Villas jumelles en bordure du fleuve

FORMULE CONDO

L’avantage de vivre en condo, en bordure du Saint-Laurent !

M. Guy Turgeon, promoteur

 

Extrait d’un article de Marie-Pier Duplessis paru dans Le Soleil du 7 septembre 2013.

Il y a une dizaine d’années, le promoteur Guy Turgeon a mis la main pour pratiquement une bouchée de pain sur un terrain couvrant plus d’un million de pieds carrés sur un promontoire non loin du fleuve Saint-Laurent, dans le quartier Saint-Romuald. Il a demandé à la Ville de Lévis combien de maisons il pouvait y construire; on lui a répondu jusqu’à 150. «Très bien, s’est-il empressé de dire, je vais donc y construire ma maison et choisir mes 149 nouveaux voisins.»

Fort de son expérience dans le développement immobilier de domaines de villégiature comme le Mont-Sainte-Anne et le Mont-Tremblant, M. Turgeon s’est inspiré du concept des villages touristiques pour créer ce qu’il a baptisé le «Village récréo-résidentiel de Saint-Romuald». Le terme récréo fait référence au fait que les résidants disposent de tout le temps qu’ils désirent pour s’adonner à leurs activités favorites parce qu’ils n’ont pas à se soucier de l’entretien de leur terrain, été comme hiver. «C’est l’avantage des condos en étant propriétaire d’une maison de ville ou d’un jumelé. Les gens chez nous se sont tous débarrassés de leur tondeuse et de leur souffleuse.»

Les résidants ont en effet formé une association de propriétaires pour prendre en charge le déneigement et la tonte du gazon de toutes les adresses membres du «village». Une piscine creusée communautaire est également à la disposition des membres, qui ont ainsi le loisir d’aller se rafraîchir quand bon leur semble, sans avoir à se soucier de l’entretien de leurs installations. «Nous avons investi 150 000 $ dans l’aménagement de deux parcs [dont la piscine] pour que les gens puissent relaxer en toute quiétude», mentionne Louis Douville, directeur de projet, qui nous a fait visiter le domaine domiciliaire plus tôt cette semaine.

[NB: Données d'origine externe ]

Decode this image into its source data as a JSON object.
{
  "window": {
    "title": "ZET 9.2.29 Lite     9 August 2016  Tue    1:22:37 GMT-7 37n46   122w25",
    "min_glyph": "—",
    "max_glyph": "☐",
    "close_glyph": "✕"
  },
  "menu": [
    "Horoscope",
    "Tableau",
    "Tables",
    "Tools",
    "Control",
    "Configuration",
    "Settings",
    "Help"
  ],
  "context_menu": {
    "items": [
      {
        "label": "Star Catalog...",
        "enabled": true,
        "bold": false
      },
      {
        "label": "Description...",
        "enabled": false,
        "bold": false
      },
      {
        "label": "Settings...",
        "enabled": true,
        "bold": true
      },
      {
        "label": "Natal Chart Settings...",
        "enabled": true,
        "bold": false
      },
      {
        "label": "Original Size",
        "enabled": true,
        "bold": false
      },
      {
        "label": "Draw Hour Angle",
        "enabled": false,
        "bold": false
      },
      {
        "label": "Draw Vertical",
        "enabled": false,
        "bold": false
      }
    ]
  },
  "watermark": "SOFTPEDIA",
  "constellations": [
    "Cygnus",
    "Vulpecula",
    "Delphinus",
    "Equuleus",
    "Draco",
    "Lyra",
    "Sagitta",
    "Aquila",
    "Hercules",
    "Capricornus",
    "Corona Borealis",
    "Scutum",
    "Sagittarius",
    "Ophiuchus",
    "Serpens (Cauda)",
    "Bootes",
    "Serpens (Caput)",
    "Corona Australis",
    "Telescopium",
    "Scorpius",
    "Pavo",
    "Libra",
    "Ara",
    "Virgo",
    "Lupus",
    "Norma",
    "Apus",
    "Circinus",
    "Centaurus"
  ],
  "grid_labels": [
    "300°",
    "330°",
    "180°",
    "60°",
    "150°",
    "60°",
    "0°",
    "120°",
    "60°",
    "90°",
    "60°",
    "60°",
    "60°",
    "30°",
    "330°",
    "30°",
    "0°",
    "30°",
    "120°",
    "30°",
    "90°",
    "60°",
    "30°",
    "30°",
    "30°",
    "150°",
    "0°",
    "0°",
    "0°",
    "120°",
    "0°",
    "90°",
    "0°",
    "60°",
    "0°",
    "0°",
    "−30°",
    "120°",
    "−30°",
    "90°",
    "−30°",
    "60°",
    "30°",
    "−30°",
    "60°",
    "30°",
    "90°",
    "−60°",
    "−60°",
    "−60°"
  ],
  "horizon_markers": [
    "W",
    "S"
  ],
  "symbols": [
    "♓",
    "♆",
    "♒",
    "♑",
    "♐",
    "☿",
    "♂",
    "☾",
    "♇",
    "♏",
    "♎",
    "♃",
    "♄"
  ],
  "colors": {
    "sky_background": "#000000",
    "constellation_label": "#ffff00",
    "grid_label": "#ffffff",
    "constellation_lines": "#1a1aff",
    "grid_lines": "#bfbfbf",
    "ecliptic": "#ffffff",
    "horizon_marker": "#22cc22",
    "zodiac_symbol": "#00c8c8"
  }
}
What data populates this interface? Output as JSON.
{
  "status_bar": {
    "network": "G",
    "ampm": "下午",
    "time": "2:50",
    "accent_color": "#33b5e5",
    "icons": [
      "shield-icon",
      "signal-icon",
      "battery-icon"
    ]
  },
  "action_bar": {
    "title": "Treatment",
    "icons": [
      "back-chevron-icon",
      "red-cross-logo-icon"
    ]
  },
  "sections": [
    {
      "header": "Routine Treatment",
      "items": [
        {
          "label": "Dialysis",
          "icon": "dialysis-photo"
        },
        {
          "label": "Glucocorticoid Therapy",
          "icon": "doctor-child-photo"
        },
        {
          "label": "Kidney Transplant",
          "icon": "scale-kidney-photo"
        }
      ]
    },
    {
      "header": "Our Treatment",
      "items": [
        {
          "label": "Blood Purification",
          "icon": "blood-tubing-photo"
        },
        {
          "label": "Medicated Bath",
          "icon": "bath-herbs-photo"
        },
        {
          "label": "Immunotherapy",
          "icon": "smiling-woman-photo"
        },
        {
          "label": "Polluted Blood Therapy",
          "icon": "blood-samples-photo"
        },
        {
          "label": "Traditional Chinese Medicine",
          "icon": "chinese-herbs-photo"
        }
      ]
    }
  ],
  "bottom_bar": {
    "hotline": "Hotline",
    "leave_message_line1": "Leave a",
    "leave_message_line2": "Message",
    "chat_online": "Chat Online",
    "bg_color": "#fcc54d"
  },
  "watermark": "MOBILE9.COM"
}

Josée Rioux, habitant un jumelé sur deux étages de la rue Hauts-Bois depuis 2009, rêvait depuis longtemps de devenir propriétaire. Coiffeuse de métier, elle souhaitait pouvoir aménager un salon de coiffure à même sa maison. «Mais mon chum ne voulait rien savoir de tondre le gazon ni de pelleter l’hiver.» Le couple a donc trouvé la formule idéale pour satisfaire les besoins de chacun. «Je ne voulais pas une maison [unifamiliale] parce que j’étais souvent toute seule au début, à cause du travail de mon conjoint qui était souvent sur la route. Sauf qu’habituellement, les jumelés, c’est petit, puis mon chum voulait un garage, et moi je ne voulais pas aménager mon salon dans un sous-sol.»

L’espace est également ce qui a convaincu Francine Paradis et Yves Guindon de s’installer à Saint-Romuald pour profiter de leur retraite après une longue carrière à l’extérieur de la région. «On cherchait un endroit où on aurait assez de place pour installer notre piano dans le salon», soutient Mme Paradis, soulignant qu’il leur a fallu un an avant de trouver leur nouveau chez-soi et d’arrêter leur choix sur ce projet domiciliaire au concept novateur. «Les gens sont surpris quand on leur parle de notre voisinage», admet cette dernière.

En développement depuis 2006, le Village récréo-résidentiel de Saint-Romuald verra bientôt apparaître une nouvelle artère, la rue de la Crête, où des dizaines d’unités au design asiatique verront le jour d’ici 2015. La rue des Grès accueillera également de nouvelles constructions, de sorte que l’association des propriétaires doublera prochainement ses effectifs.

Selon le promoteur, les propriétés neuves se détaillent entre 285 000 $ et 335 000 $, et les frais de copropriété approchent la centaine de dollars par mois. Après Saint-Romuald, le promoteur Guy Turgeon souhaite reproduire son concept de village récréo-résidentiel à Saint-Antoine-de-Tilly, où il a acquis un terrain de 30 000 pieds carrés avec une vue imprenable sur le fleuve. «Il s’agit d’un terrain qui a déjà appartenu aux Soeurs du Bon-Pasteur. Les habitations seront construites à 10 mètres de l’eau», détaille M. Turgeon.

Celui-ci explique que la formule de cinq blocs de deux maisons jumelées a été retenue pour ce projet publicisé sous le nom de «Village Antoine-de-Tilly-sur-Mer».

La construction des unités débutera au plus tard vers la mi-septembre, pour une livraison à la fin décembre. Au moment d’écrire ces lignes, déjà trois réservations avaient été effectuées.